Last Thursday, Mr David Lamptey, counsel for Ayittey, informed the court that a communication from his client indicated that she was receiving medical treatment in a hospital in London.

Mr Lamptey said Shirley has just been discharged from hospital, but she was receiving post-surgery treatment, and that she would hopefully be in court from the middle of next month. Counsel therefore pleaded with the court to adjourn the case until his client returned, but Mr Osafo Sampong, Director of Public Prosecutions (DPP) pleaded with the court to ask Agbodo to open his defence.

Mr John-Hansen Senoo, counsel for Agbodo pleaded for time for his client to open his defence.

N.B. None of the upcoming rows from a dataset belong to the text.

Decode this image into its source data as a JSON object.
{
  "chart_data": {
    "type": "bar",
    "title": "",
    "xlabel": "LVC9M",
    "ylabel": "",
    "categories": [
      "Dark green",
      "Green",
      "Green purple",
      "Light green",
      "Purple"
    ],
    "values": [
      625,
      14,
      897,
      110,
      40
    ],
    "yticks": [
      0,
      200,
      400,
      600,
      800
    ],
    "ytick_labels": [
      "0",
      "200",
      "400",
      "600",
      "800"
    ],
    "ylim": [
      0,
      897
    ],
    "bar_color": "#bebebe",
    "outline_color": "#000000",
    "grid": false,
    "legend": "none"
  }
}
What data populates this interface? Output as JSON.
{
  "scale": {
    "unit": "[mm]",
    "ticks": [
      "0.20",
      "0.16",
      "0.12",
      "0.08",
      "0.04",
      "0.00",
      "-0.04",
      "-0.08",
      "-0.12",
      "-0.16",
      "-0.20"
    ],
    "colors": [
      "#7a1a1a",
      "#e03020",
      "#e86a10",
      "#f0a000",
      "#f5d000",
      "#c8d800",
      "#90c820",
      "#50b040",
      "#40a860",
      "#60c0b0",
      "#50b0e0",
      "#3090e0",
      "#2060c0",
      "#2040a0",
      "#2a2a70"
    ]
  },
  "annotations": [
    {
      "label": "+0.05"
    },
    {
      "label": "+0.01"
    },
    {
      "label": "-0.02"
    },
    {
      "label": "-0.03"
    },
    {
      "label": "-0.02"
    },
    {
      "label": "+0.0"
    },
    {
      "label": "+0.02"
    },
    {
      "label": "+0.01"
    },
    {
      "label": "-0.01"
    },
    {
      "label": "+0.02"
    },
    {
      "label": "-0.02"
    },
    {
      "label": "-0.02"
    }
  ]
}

Mr Justice J C Amonoo-Monney, an Appeal Court Judge, with an additional responsibility on the matter as a High Court Judge, adjourned the case to Thursday, June 24. More

Ayittey, Agbodo and Ralph Casely-Hayford, a businessman, are being tried for their alleged involvement in bribery and corruption in connection with the privatisation of GREL. The three were alleged to have used their positions to influence the DIC board to divest GREL in favour of Societe Industrielle Plantation Hevea, a French company.

They have all pleaded not guilty and each of them is on a self-recognisance bail.

When the accused persons were first arraigned sometime in 2002, they were four in number.

Sometime last year, the court acquitted and discharged the fourth accused person, Sati Dorcas Ocran, a housewife, after the prosecution had failed to establish a "prima facie" case against her. The court ruled that the three others had a case to answer, and therefore ordered them to open their defence.

While Mr Rodney Heward-Mills, counsel for Casely-Hayford, agreed that his client was prepared to open his defence, Mr Lamptey and Mr Senoo, counsel for Ayittey and Agbodo respectively, took the matter to the Court of Appeal.

In their view, the prosecution failed to prove its case against their clients "beyond all reasonable doubts", and that they pleaded with the trial court to acquit their clients.

The two accused persons lost the appeal, and the Court of Appeal ordered them to come back to the trial court for the continuation of the case.

That was why at its sitting on Thursday, the Fast Track Court wanted Ayittey, first accused person, to open her defence.